El resto aplaudió, sorprendentemente vivos de nuevo. Bueno, era normal que prefirieran a un reemplazo de quince años en vez de a un anciano de casi doscientos que quería mostrarles el pasado.

—Religión, historia, teología, filosofía son ídolos antiguos, profesor, de su época. Física, matemáticas, biología y geología —paraba unos segundos entre concepto y concepto, señalando de entre sus compañeros a los destacados en ellos— son, entre otros, los pilares de la nuestra. Fuimos diseñados para dominarlos y mejorarlos, para desgranarlos y llevarlos a los de fuera de la ciudad.

—Hubo un tiempo en que conquistadores viajaban a tierras menos desarrolladas a llevar el desarrollo y la luz… —Alfredo quería sacarla de su error, mostrarle la historia de la que tanto renegaba.
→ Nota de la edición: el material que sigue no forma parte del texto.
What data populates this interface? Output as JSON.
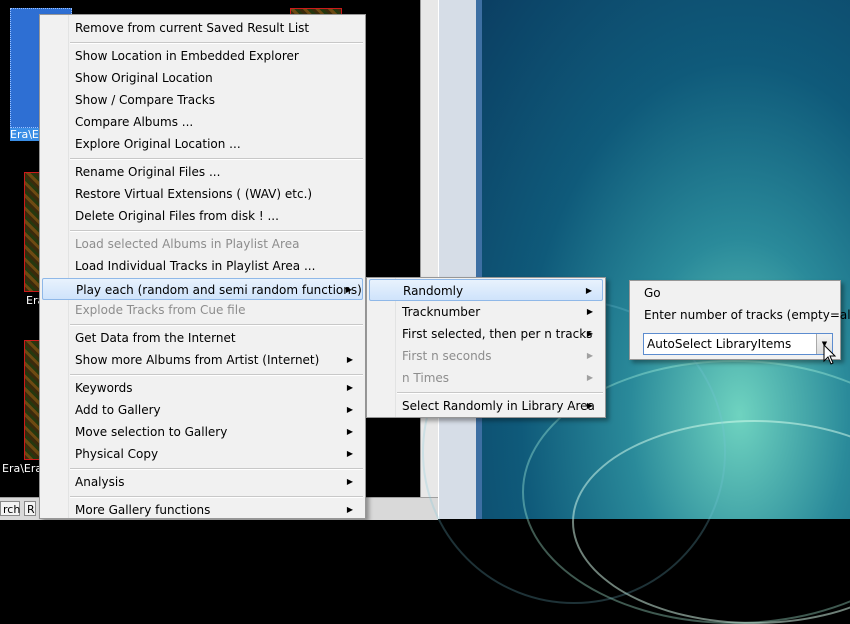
{
  "gallery": {
    "labels": [
      "Era\\Er",
      "Era",
      "Era\\Era"
    ]
  },
  "bottom_bar": {
    "search_button": "rch",
    "r_button": "R"
  },
  "main_menu": {
    "items": [
      {
        "label": "Remove from current Saved Result List",
        "enabled": true,
        "submenu": false
      },
      {
        "label": "Show Location in Embedded Explorer",
        "enabled": true,
        "submenu": false
      },
      {
        "label": "Show Original Location",
        "enabled": true,
        "submenu": false
      },
      {
        "label": "Show / Compare Tracks",
        "enabled": true,
        "submenu": false
      },
      {
        "label": "Compare Albums ...",
        "enabled": true,
        "submenu": false
      },
      {
        "label": "Explore Original Location ...",
        "enabled": true,
        "submenu": false
      },
      {
        "label": "Rename Original Files ...",
        "enabled": true,
        "submenu": false
      },
      {
        "label": "Restore Virtual Extensions ( (WAV) etc.)",
        "enabled": true,
        "submenu": false
      },
      {
        "label": "Delete Original Files from disk ! ...",
        "enabled": true,
        "submenu": false
      },
      {
        "label": "Load selected Albums in Playlist Area",
        "enabled": false,
        "submenu": false
      },
      {
        "label": "Load Individual Tracks in Playlist Area ...",
        "enabled": true,
        "submenu": false
      },
      {
        "label": "Play each (random and semi random functions)",
        "enabled": true,
        "submenu": true,
        "highlighted": true
      },
      {
        "label": "Explode Tracks from Cue file",
        "enabled": false,
        "submenu": false
      },
      {
        "label": "Get Data from the Internet",
        "enabled": true,
        "submenu": false
      },
      {
        "label": "Show more Albums from Artist (Internet)",
        "enabled": true,
        "submenu": true
      },
      {
        "label": "Keywords",
        "enabled": true,
        "submenu": true
      },
      {
        "label": "Add to Gallery",
        "enabled": true,
        "submenu": true
      },
      {
        "label": "Move selection to Gallery",
        "enabled": true,
        "submenu": true
      },
      {
        "label": "Physical Copy",
        "enabled": true,
        "submenu": true
      },
      {
        "label": "Analysis",
        "enabled": true,
        "submenu": true
      },
      {
        "label": "More Gallery functions",
        "enabled": true,
        "submenu": true
      }
    ]
  },
  "play_submenu": {
    "items": [
      {
        "label": "Randomly",
        "enabled": true,
        "highlighted": true
      },
      {
        "label": "Tracknumber",
        "enabled": true
      },
      {
        "label": "First selected, then per n tracks",
        "enabled": true
      },
      {
        "label": "First n seconds",
        "enabled": false
      },
      {
        "label": "n Times",
        "enabled": false
      },
      {
        "label": "Select Randomly in Library Area",
        "enabled": true
      }
    ]
  },
  "random_submenu": {
    "go_label": "Go",
    "count_label": "Enter number of tracks (empty=all)",
    "combo_value": "AutoSelect LibraryItems"
  },
  "icons": {
    "arrow": "submenu-arrow-icon",
    "dropdown": "chevron-down-icon",
    "cursor": "mouse-pointer-icon"
  },
  "colors": {
    "highlight": "#cfe3fb",
    "menu_bg": "#f1f1f1",
    "disabled": "#8d8d8d"
  }
}
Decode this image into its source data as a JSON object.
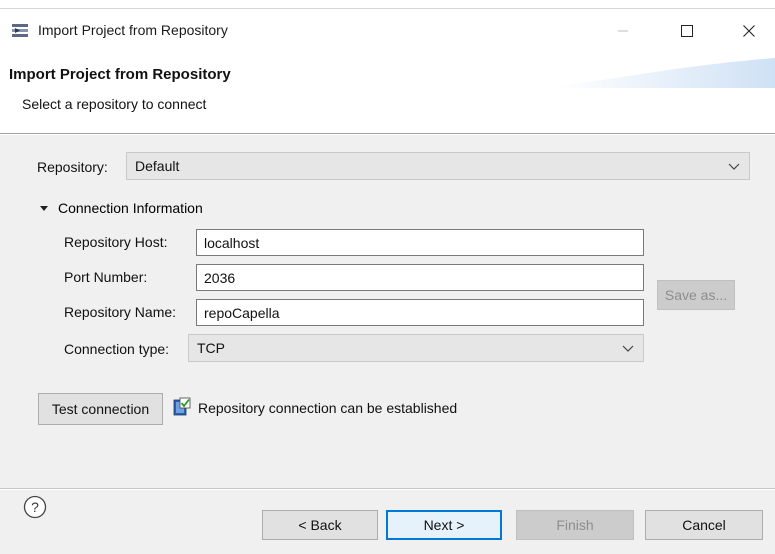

—Hombres sabios sin duda, adelantados a su era —le interrumpió—. Fuera de los pilares de reciclaje de aire, más allá de los cultivos solares, de la vida. ¿Sabe lo que hay? Hambre, personas muriendo de inanición, fabricando comida en vez de sembrarla. ¿Debo dejarles morir?

Covey alzó la mano y su pulsera proyectó un niño desnutrido. Todos se encogieron ante la visión. Todos salvo Alfonso, que recordaba semejantes imágenes de una época en que había ricos y pobres.

—Pero, niña, dime —enfatizó el término para hacerle ver su juventud— qué harás con los que no quieran venir. Con los que se quedaron fuera porque anhelaban la libertad de escoger. Con los que piensen diferente y te insulten por el color de tu piel.

Ella contempló desconcertada su mano oscura. Desconocedora de la historia, términos como el racismo, la misoginia o la xenofobia le eran desconocidos.

—¿Por qué harían eso? Los obligaremos si fuera necesario. Lucharemos. Por los niños, para que vivan como es debido.

Alfonso estaba cansado. Tomó la rosa de su solapa que su mujer le había regalado antes de entregarse a la muerte. Hacía ya cincuenta años de aquello y seguía igual de roja, preservada como todo en aquel mundo. Se recostó apretándola en el puño bajo un cielo de un azul imposible y desconectó la pulsera que controlaba el cuerpo que hacía tiempo no sentía como suyo.

El mundo era una moneda al aire, una utopía que quizás saliera bien, o quizás no. Contempló a los que habrían de reemplazarle envalentonados por Covey. Conquista, Hambre, Guerra. Sonrió.

—Quien no conoce la historia está condenado a repetirla —musitó—, pero qué sé yo, en esta época ya solo soy una anacronía silenciada.